Lego Batman 2 review: Old ideas marry new ambition
19th Jun 2012 | 10:00
With the rate Lego tie-ins are churned out, you'd presume they're like most entry-level games - designed with the least effort possible to extract the most amount of pocket money from your children. You'd be wrong. Since 2005's okay-ish Lego Star Wars the games have, quite simply, got better.
In fact, we've had twelve ever-improving takes on monster franchises die-casting the universes of Indiana Jones, Harry Potter, Lord of the Rings and Pirates of the Caribbean in that blocky form. Why the repeat performance? Because they're moulded with care, and someone's noticed. That's clear from the opening moments of Lego Batman 2: DC Heroes, now open-world and fully voiced.
Joker's up to his old tricks, inviting a rogue's gallery to party-crash Bruce Wayne's rather egotistical 'Billionaire Philanthropist of the Year' awards because, well, comic mischief and all that. With the help of DC's Justice League in a campaign featuring Superman, Black Canary, Aquaman, Nightwing and an impressive seventy-strong roster, fifty of them playable, you'll thwart a Lex Luthor/Joker double act. The stars of the show, though, are the Dynamic Duo.
Batman and Robin's co-op moves are central, and while a real life splitscreen buddy isn't required, those going solo will constantly see a flashing 'Connect Controller' hint in the upper right corner that was probably put in to upset shy people. It's playable either way though, letting loners instantly switch characters to tackle player-specific sections. For instance, characters can change into costumes and utilise power-ups. To fool a soldier at a checkpoint, Batman throws on spec ops gear and uses its invisibility. Robin, meanwhile, is partial to blue spandex, which enables pole-swinging platforming and the ability to summon a giant hamster ball as an enemy-squasher.
Characters aren't tethered to each other. Later, when levels turn from linear to open-world, the screen splits to let co-op partners go their own way. Computer-controlled characters, however, will follow you like a hungry puppy, acting as mobile extra life platforms (when you die, simply switch to the person more alive than you) and puzzle-solvers. Companion AI is smarter, but the optimum team, of course, is two humans - preferably parent and child.
Friends and families fresh off any Lego game in the past decade will be at home here. Puzzles are reassuringly familiar: you'll hold a button and watch structures rebuild before your eyes, or double jump across a chasm, or use Batman's grapple hook to swing and zoom. It's the definition of undemanding, even mild peril offset by the fact death lasts half a second and sees you exploding into brightly coloured studs with a satisfying tumble.
It's a Lego game after all then, but there are bright ideas. The rain-slicked streets of Gotham's permanently midnight sandbox is a maze of familiar sights - smash up a plastic giraffe at Gotham Zoo, raise a few issues at city hall, climb to the peak of Wayne Enterprises or take a breather at the Batcave where you can replay missions, scan for more, or fast travel to specific locations (think Assassin's Creed's aqueducts).

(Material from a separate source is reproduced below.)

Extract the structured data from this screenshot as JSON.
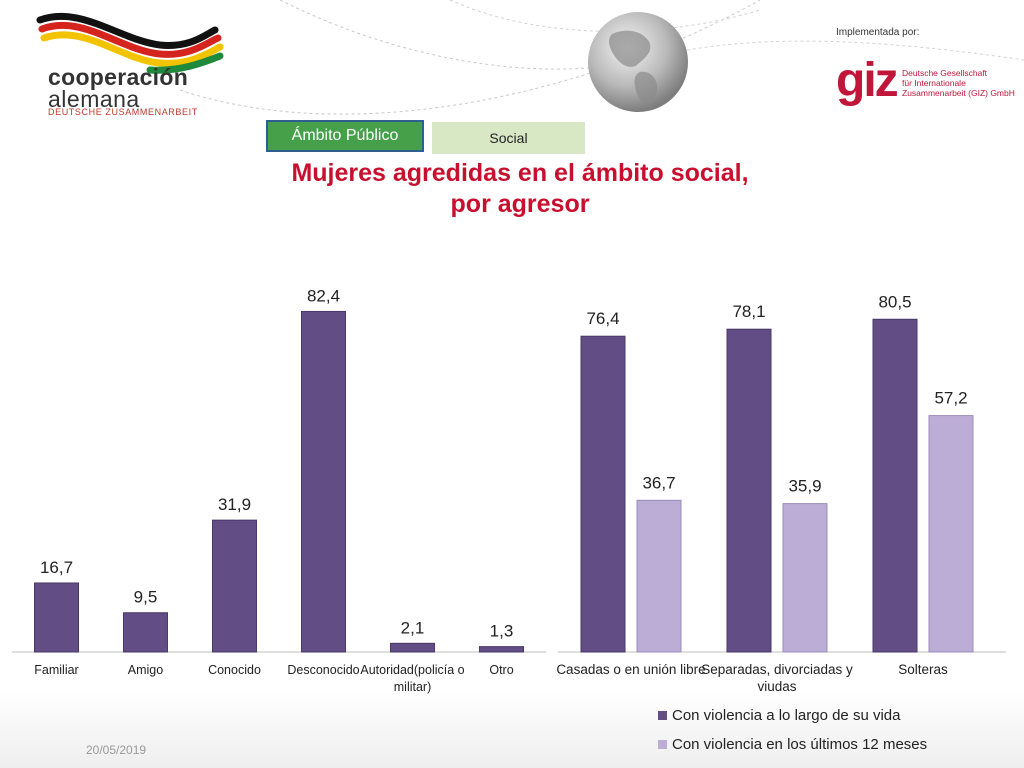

It's a world big enough for vehicles like the Batmobile and Batwing, giving this the largest scale of any Lego tie-in to date. Roaring around, as fire from the exhaust ripples the air, is a thrill comparable to Saints Row's Specter hover bike, even if it lacks the creative spark of that particular free roam.
QUICK AS A FLASH
As well as vehicles you can take different characters for a spin. In one seamless move, you can dispatch foes with Wonder Woman's tiara, conjure a giant glowing hammer as Green Lantern, laser-vision the place up as Superman (John Williams' iconic score even kicks in when he takes to the sky), then use Flash to dash off, a glowing red and yellow trail in your wake.
It's a nerd's dream, and makes you wonder why Traveller's Tales didn't just go the whole way with one big superhero collaboration spread over various mid-sized hubs. This instead is Batman's tale, the heroes eclectic but the villains fresh from Arkham Asylum, each giving good in boss fights (Harley's and Killer Croc's are highlights).
The real triumph here, though, is the care, the attention to detail. The visuals are surprisingly sharp, motion blur, depth of field and dynamic shadows giving this a near photorealistic sense of place. One level sees hundreds of Gotham citizens fleeing Two-Face across reflective marble floors. Batman's cape even has cloth physics.
The audio too merits praise. Expressive mimes of past entries, previously limited to grunts and slapstick, are given vocal chords for the first time ever. Bioshock Infinite's Booker DeWitt, Troy Baker, voices Batman (he did Two-Face in Arkham City), and the DC Animated Universe's Clancy Brown reprises his role as Lex Luthor, while John DiMaggio, Jennifer Hale and Claudia Black swell an impressive cast. All this over a score mixing Danny Elfman's 1989 theme with original music.
In the end, then, it's a Lego game as you've come to expect - not deep, demanding or particularly complex, but applying charm with Kryptonite effectiveness through dozens of fully playable, fully voiced superheroes and a puzzle-packed open world.